Shevchenkivskyi District () is a right-bank urban district of the city of Dnipro, located in southern Ukraine. It is formerly known as Babushkinskyi District.

History
The district was formed on 12 April 1973 from the territory of Zhovtnevyi, Kirovskyi and Krasnohvardiiskyi districts and was named after Russian Bolshevik revolutionary Ivan Babushkin. On 26 November 2015 the district was renamed by the Dnipropetrovsk city council to its current name to comply with decommunization laws.
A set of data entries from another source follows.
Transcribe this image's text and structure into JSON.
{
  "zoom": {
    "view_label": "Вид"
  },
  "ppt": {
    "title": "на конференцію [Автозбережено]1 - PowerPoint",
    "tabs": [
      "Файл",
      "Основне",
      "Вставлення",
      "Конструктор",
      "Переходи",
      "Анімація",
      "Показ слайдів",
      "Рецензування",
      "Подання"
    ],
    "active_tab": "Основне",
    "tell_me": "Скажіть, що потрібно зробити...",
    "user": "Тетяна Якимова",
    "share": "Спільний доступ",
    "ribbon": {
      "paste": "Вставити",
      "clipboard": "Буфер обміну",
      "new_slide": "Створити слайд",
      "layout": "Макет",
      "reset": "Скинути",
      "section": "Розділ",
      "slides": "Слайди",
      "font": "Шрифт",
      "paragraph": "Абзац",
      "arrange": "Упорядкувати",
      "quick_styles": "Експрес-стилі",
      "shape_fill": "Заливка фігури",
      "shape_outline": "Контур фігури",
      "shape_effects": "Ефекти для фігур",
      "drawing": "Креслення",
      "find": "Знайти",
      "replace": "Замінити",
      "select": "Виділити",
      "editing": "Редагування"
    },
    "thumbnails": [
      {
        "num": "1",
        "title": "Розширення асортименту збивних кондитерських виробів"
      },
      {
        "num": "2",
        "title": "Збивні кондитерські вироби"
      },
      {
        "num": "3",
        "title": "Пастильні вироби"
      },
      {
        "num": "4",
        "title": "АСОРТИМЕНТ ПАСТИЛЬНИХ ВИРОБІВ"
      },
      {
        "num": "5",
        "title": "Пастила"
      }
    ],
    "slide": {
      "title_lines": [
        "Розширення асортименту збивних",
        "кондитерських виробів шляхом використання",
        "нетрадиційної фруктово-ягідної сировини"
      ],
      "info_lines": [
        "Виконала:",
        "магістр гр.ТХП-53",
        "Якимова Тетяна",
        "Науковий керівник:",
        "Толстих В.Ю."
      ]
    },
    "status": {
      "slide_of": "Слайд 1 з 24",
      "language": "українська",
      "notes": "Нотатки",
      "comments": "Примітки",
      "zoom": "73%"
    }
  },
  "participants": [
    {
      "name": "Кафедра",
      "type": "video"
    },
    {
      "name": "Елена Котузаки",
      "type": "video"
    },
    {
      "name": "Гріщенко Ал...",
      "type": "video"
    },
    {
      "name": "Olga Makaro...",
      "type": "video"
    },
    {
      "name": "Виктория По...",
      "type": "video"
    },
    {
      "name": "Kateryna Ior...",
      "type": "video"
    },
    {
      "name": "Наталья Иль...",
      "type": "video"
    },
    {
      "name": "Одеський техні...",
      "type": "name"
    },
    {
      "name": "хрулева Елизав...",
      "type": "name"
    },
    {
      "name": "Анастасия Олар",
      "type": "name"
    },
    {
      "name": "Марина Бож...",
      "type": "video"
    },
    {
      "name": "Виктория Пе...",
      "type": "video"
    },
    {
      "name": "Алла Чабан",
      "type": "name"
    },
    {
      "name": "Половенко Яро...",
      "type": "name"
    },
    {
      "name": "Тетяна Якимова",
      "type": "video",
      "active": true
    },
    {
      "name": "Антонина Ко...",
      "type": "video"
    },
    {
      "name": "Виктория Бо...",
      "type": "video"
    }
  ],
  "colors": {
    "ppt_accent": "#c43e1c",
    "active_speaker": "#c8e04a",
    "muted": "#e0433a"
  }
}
The district is now named after the poet, writer, artist and political figure Taras Shevchenko.

Notable places

 Dnipro Main Post Office
 Dnipro City Council
 Holy Trinity Orthodox Cathedral

Neighborhoods 

 City centre (TsUM)
 Pidstantsiia
 12th Kvartal
 Topolia
 Koreia
 Myrne
 Mlyny
 Krotova

Main streets 

 Prospekt Dmytra Yavornytskoho (Dmytro Yavornytsky Avenue), former Yekaterininsky and Karla Marksa 
 Sicheslavska naberezhna (Sicheslav Embankment), former Naberezhna Lenina
 Vulytsia Sviatoslava Khorobroho (Sviatoslav the Brave Street), former Bazarna and Chkalova
 Vulytsia Mykhaila Hrushevskoho (Mykhailo Hrushevsky Street), former Kazanska and Karla Libknekhta
 Vulytsia Sichovykh Striltsiv (Sich Riflemen Street), former Oleksandrivska and Artema
 Prospekt Bohdana Khmelnytskoho (Bohdan Khmelnytsky Avenue), former Dnipropetrovska street and Heroiv Stalinhrada street
 Vulytsia Panikakhy (Panikakha Street)
 Zaporizke Shose (Zaporizhzhia Chaussée)
Note: In May 2015 President of Ukraine Petro Poroshenko signed a bill into law that started a six-month period for the removal of communist monuments and the mandatory renaming of settlements with a name related to Communism. Hence Topograph in Dnipro was renamed in order to comply with these decommunization law. The city's name also changed from Dnipropetrovsk to its current name Dnipro in 2016.